I have this question, $$ f_{X,Y}(x,y) = ax^2 \qquad \text{if } 1 \leq x \leq 2 \quad \text{and} \quad 0 \leq y \leq x $$ I found out $~a= \frac{4}{15}$.
Now I am supposed to find marginal PDF $~f_Y(y)~$ for the cases of
$1.\quad$ If $~0 ≤ y ≤ 1 :$
$~f_Y(y)~=$
$2.\quad$ If $~1< y ≤ 2 :$
$~f_Y(y)~=$
I don't know how to proceed.
On
The support is $\{\langle x,y\rangle: 1\leqslant x\leqslant 2, 0\leqslant y\leqslant x\}$, which may be partitioned on where $y$ is relative to $1$.

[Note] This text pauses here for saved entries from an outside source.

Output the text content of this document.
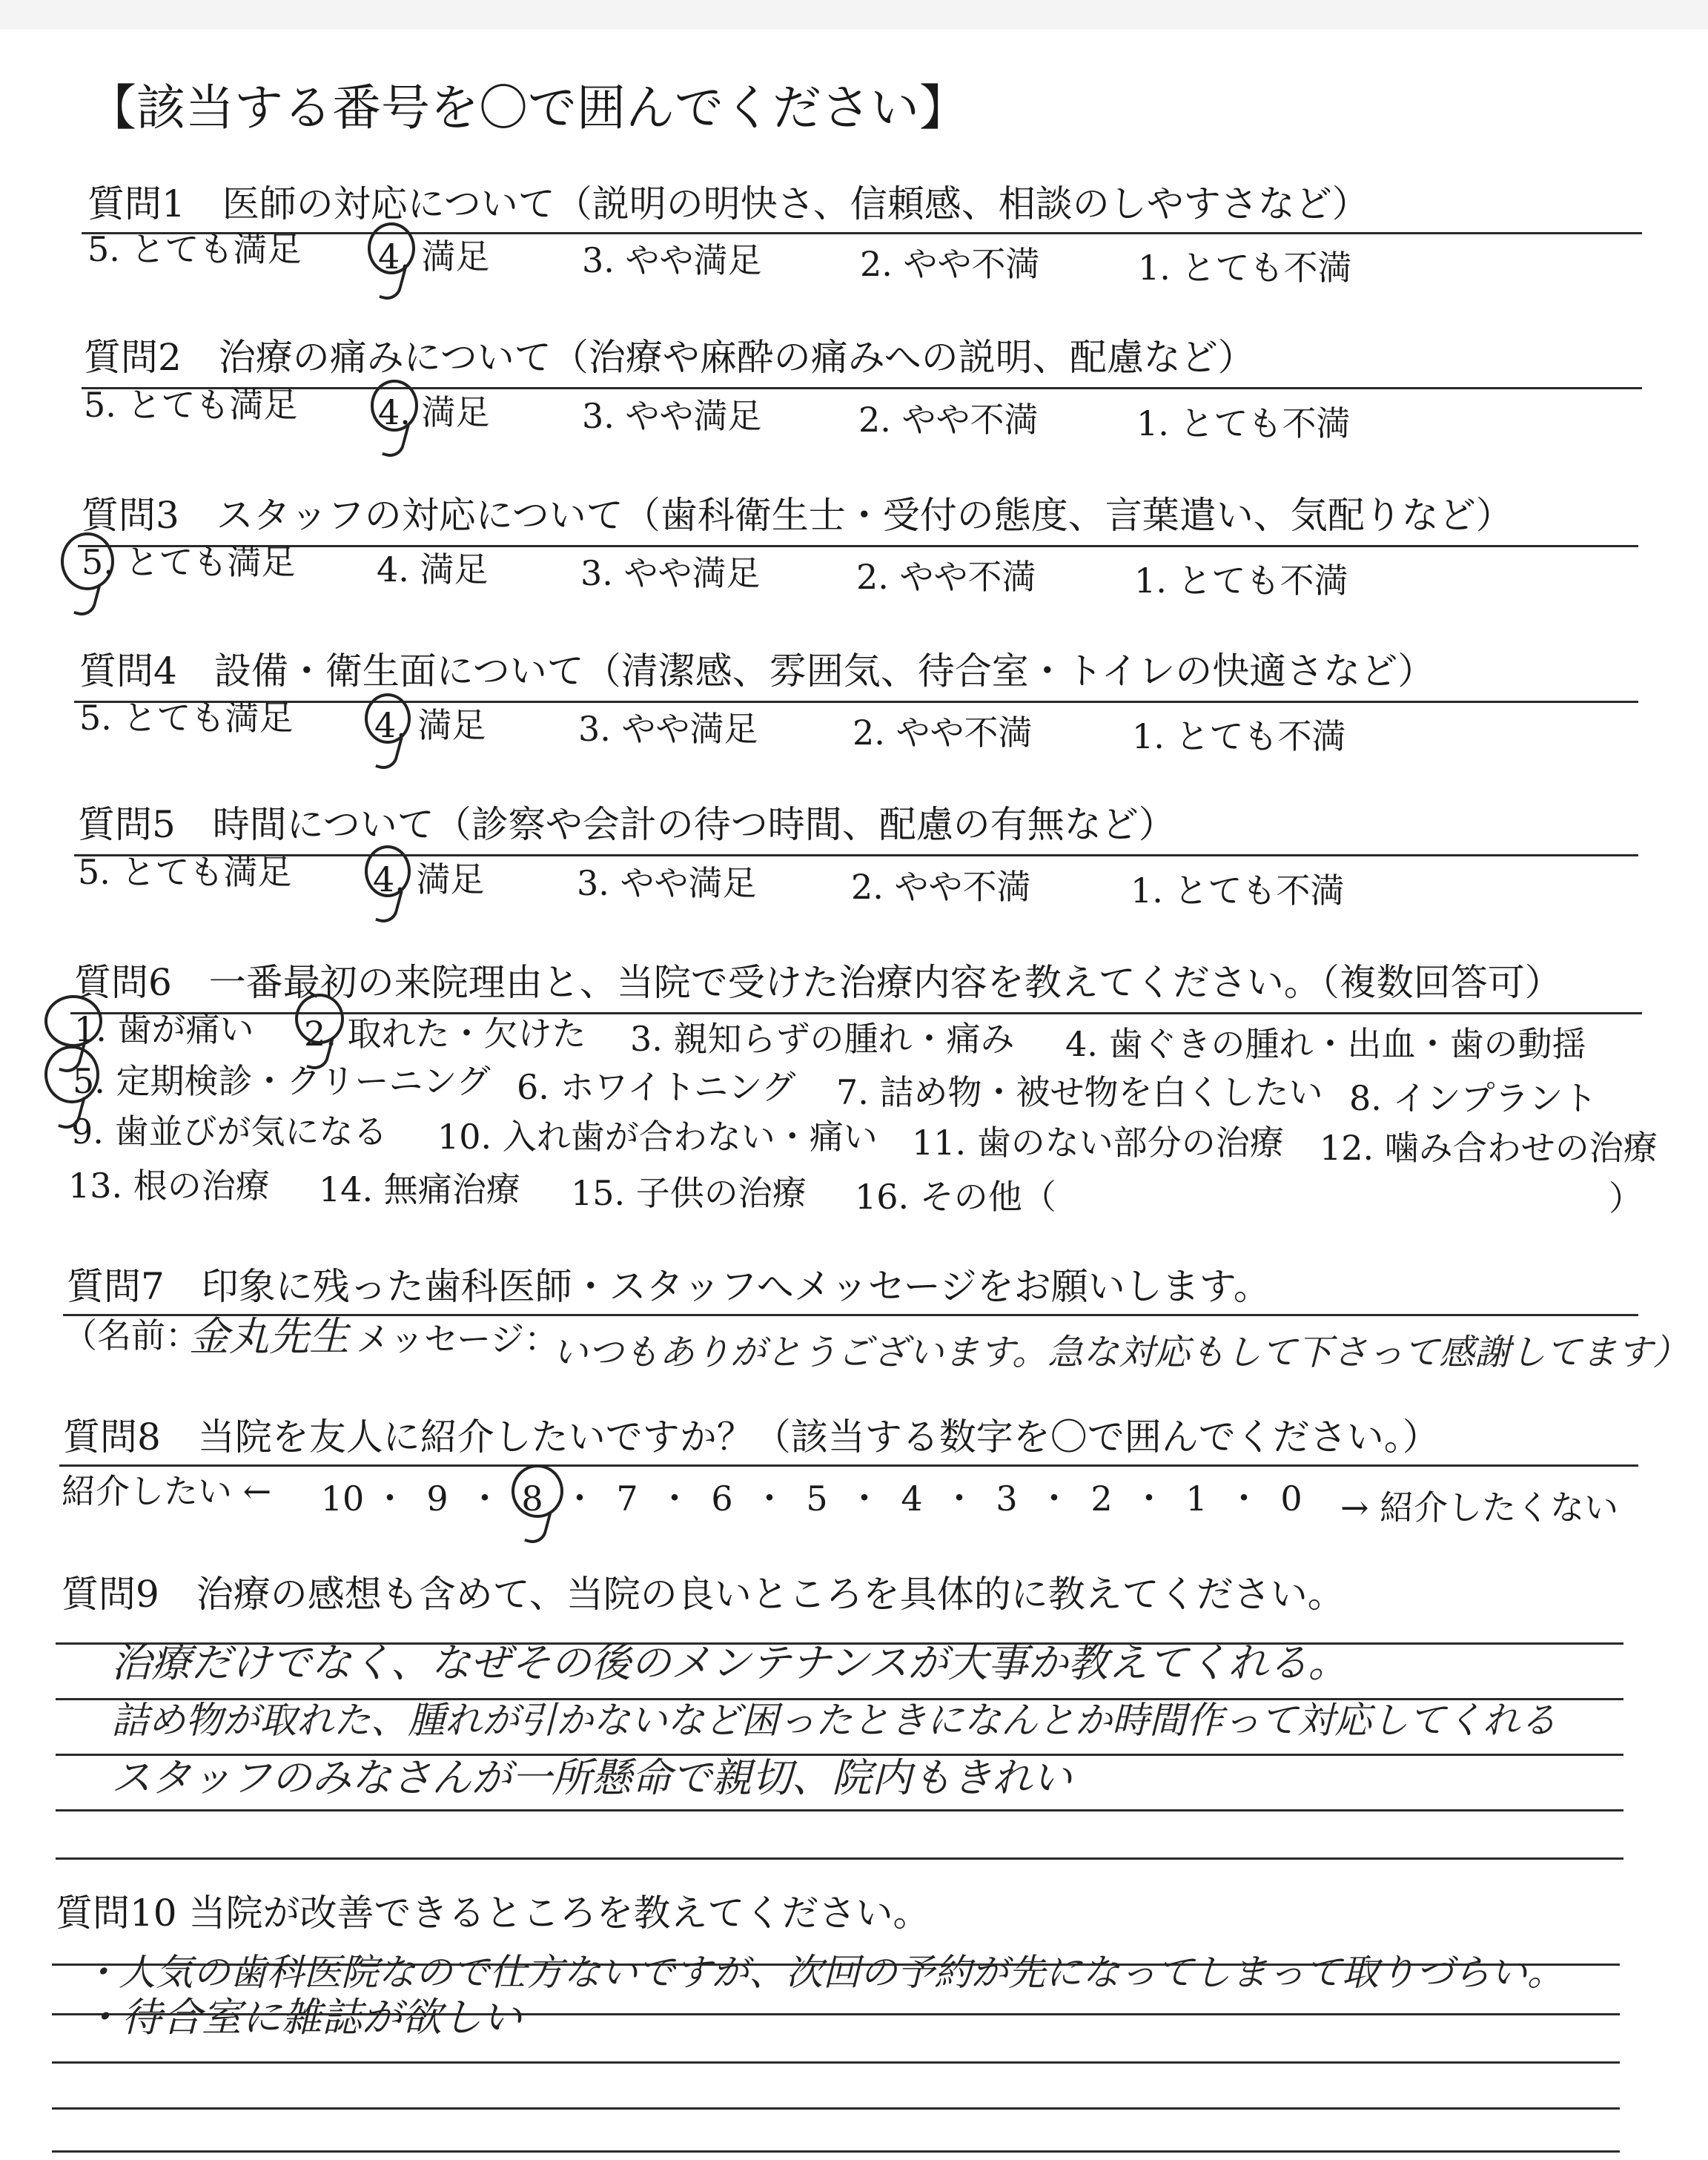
【該当する番号を〇で囲んでください】
質問1　医師の対応について（説明の明快さ、信頼感、相談のしやすさなど）
5. とても満足 4. 満足	3. やや満足	2. やや不満	1. とても不満
質問2　治療の痛みについて（治療や麻酔の痛みへの説明、配慮など）
5. とても満足 4. 満足	3. やや満足	2. やや不満	1. とても不満
質問3　スタッフの対応について（歯科衛生士・受付の態度、言葉遣い、気配りなど）
5. とても満足 4. 満足	3. やや満足	2. やや不満	1. とても不満
質問4　設備・衛生面について（清潔感、雰囲気、待合室・トイレの快適さなど）
5. とても満足 4. 満足	3. やや満足	2. やや不満	1. とても不満
質問5　時間について（診察や会計の待つ時間、配慮の有無など）
5. とても満足 4. 満足	3. やや満足	2. やや不満	1. とても不満
質問6　一番最初の来院理由と、当院で受けた治療内容を教えてください。（複数回答可）
1. 歯が痛い 2. 取れた・欠けた 3. 親知らずの腫れ・痛み 4. 歯ぐきの腫れ・出血・歯の動揺
5. 定期検診・クリーニング 6. ホワイトニング 7. 詰め物・被せ物を白くしたい 8. インプラント
9. 歯並びが気になる 10. 入れ歯が合わない・痛い 11. 歯のない部分の治療 12. 噛み合わせの治療
13. 根の治療 14. 無痛治療 15. 子供の治療 16. その他（	）
質問7　印象に残った歯科医師・スタッフへメッセージをお願いします。
（名前：
金丸先生 メッセージ：
いつもありがとうございます。急な対応もして下さって感謝してます）
質問8　当院を友人に紹介したいですか？（該当する数字を〇で囲んでください。）
紹介したい ← 10 ・ 9 ・ 8 ・ 7 ・ 6 ・ 5 ・ 4 ・ 3 ・ 2 ・ 1 ・ 0	→ 紹介したくない
質問9　治療の感想も含めて、当院の良いところを具体的に教えてください。
治療だけでなく、なぜその後のメンテナンスが大事か教えてくれる。
詰め物が取れた、腫れが引かないなど困ったときになんとか時間作って対応してくれる
スタッフのみなさんが一所懸命で親切、院内もきれい
質問10 当院が改善できるところを教えてください。
・人気の歯科医院なので仕方ないですが、次回の予約が先になってしまって取りづらい。
・待合室に雑誌が欲しい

That is, the support is the union:$$\{\langle x,y\rangle: 0\leqslant y < 1\leqslant x\leqslant 2\}\cup\{\langle x,y\rangle: 1\leqslant y\leqslant x\leqslant 2\}$$
So, the integral is piecewise over those parts: $$f_Y(y)=\begin{cases}\displaystyle\int_1^2 a x^2~\mathrm d x&:& 0\leqslant y<1\\[1ex]\displaystyle\int_y^2 ax^2~\mathrm d x&:& 1\leqslant y\leqslant 2\\[1ex]0&:& \textrm{elsewhere}\end{cases}$$
In case 1) $f_Y(y)=\int_1^{2} ax^{2}\, dx$ and in case 2) $f_Y(y)=\int_y^{2} ax^{2}\, dx$.